# NFS and movies



## Grell (Jan 16, 2013)

Hey I have a FreeBSD system (my main system) that has all my movies and music on it.  I just inherited a relative's old Pentium 4 computer and I have put FreeBSD on it.  I was able to set up an NFS server on my main system and share the movies and music with this new Pentium 4 system.  However, when I try to watch any movies on the client machine, it jerks and lags, which I assume is related to the speed of the network.  Both machines are connected to my ISP router, both are "100baseTX full-duplex".  Is there a way to make it so it does not lag?  Thanks in advance.


----------



## fonz (Jan 16, 2013)

Grell said:
			
		

> Is there a way to make it so it does not lag?


I hope that someone else can help you with upping NFS performance, but failing that perhaps you could consider _streaming_ instead of NFS exporting.

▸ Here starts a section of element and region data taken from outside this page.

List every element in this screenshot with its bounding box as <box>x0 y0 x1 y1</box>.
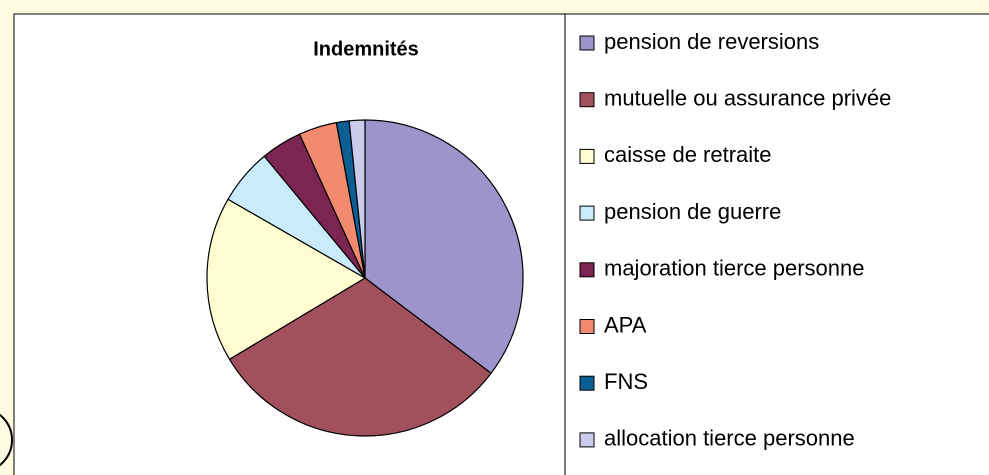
legend-swatch <box>579 262 595 278</box>
legend-label: pension de guerre <box>604 199 781 224</box>
pie-slice <box>228 277 492 437</box>
legend-label: FNS <box>604 369 648 394</box>
legend-box <box>564 13 989 475</box>
legend-label: mutuelle ou assurance privée <box>604 86 891 111</box>
legend-swatch <box>579 375 595 391</box>
decoration <box>0 413 13 467</box>
legend-swatch <box>579 205 595 221</box>
chart-title: Indemnités <box>313 38 419 60</box>
legend-swatch <box>579 432 595 448</box>
legend-label: allocation tierce personne <box>604 426 855 451</box>
pie-slice <box>348 119 366 279</box>
legend-swatch <box>579 319 595 334</box>
pie-slice <box>206 198 367 361</box>
legend-label: caisse de retraite <box>604 142 772 167</box>
legend-swatch <box>579 92 595 108</box>
pie-slice <box>364 119 524 375</box>
legend-swatch <box>579 148 595 164</box>
legend-label: APA <box>604 312 647 337</box>
legend-label: majoration tierce personne <box>604 256 864 281</box>
legend-label: pension de reversions <box>604 29 819 54</box>
legend-swatch <box>579 35 595 51</box>
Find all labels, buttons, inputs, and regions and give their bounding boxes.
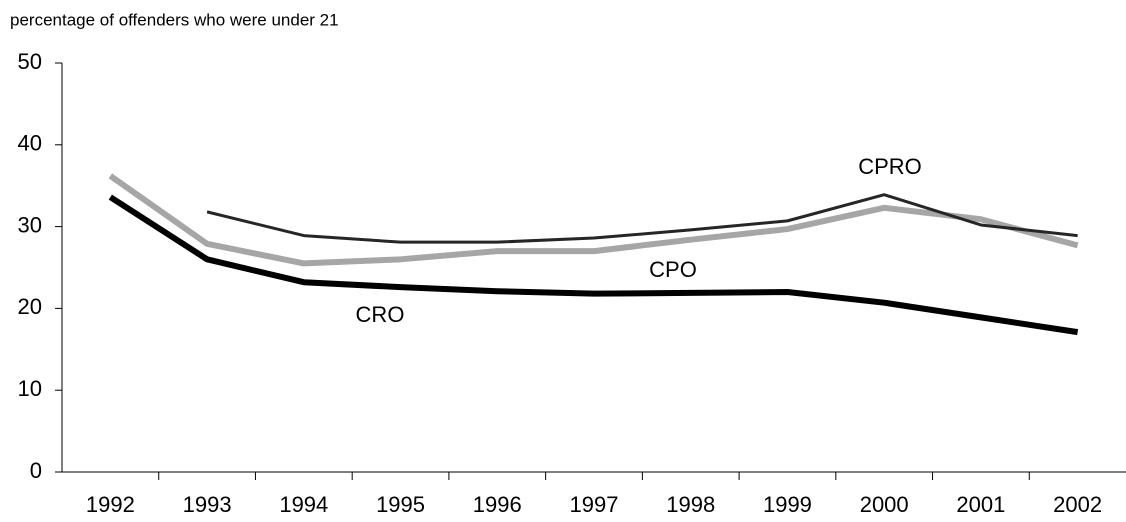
x-tick-label: 1997 — [570, 492, 619, 517]
x-tick-label: 2001 — [956, 492, 1005, 517]
x-tick-label: 1999 — [763, 492, 812, 517]
series-label: CPRO — [858, 154, 922, 179]
x-tick-label: 2002 — [1053, 492, 1102, 517]
x-tick-label: 1994 — [279, 492, 328, 517]
y-tick-label: 40 — [18, 131, 42, 156]
x-tick-label: 2000 — [860, 492, 909, 517]
series-line — [206, 193, 1078, 244]
y-tick-label: 0 — [30, 458, 42, 483]
series-label: CPO — [649, 257, 697, 282]
series-line — [108, 194, 1079, 336]
x-tick-label: 1993 — [183, 492, 232, 517]
x-tick-label: 1992 — [86, 492, 135, 517]
y-tick-label: 20 — [18, 294, 42, 319]
x-tick-label: 1996 — [473, 492, 522, 517]
y-axis-label: percentage of offenders who were under 2… — [10, 10, 339, 29]
series-label: CRO — [356, 302, 405, 327]
y-tick-label: 50 — [18, 49, 42, 74]
y-tick-label: 10 — [18, 376, 42, 401]
series-line — [108, 173, 1079, 267]
x-tick-label: 1995 — [376, 492, 425, 517]
x-tick-label: 1998 — [666, 492, 715, 517]
y-tick-label: 30 — [18, 212, 42, 237]
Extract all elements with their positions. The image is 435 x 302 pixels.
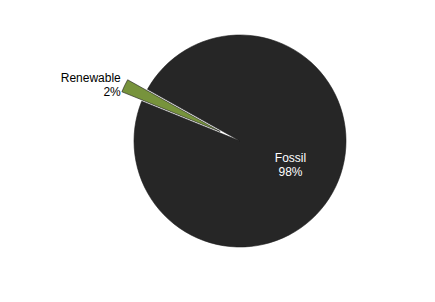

My experience is that NFS works ok for smaller files like MP3, but it performs insufficiently for the much larger files that movies usually are. NFS is not without overhead.

Fonz


----------



## jrm@ (Jan 16, 2013)

What kind of read speeds are you getting?  `% time cp /mnt/nfs_shared_movie_dir/bigmovie /local_tmp/`

After you copy the movie over and play it from a local folder does it plays OK?

What does top say when you are playing the movie from the nfs share?

What nfs version?  What is the main server running?  If it's also running FreeBSD and it's sharing a zfs filesystem, you could consider an l2arc on an SSD.


----------



## phoenix (Jan 17, 2013)

Please post /etc/exports and /etc/rc.conf. There are several ways to optimise NFS, but we need to see what you have so far.


----------



## jrm@ (Jan 17, 2013)

The relevant parts of /etc/fstab on the client are also helpful (or /etc/amd.map if you are using the automount daemon).


----------



## SirDice (Jan 17, 2013)

It may just be NFS as I've successfully shared FullHD movies, with DTS audio, over a 100Mbit network. But I used net/samba36 for that.

The jerking and lagging may also be caused by the client. If it doesn't have a good videocard or if it's not powerful enough.


----------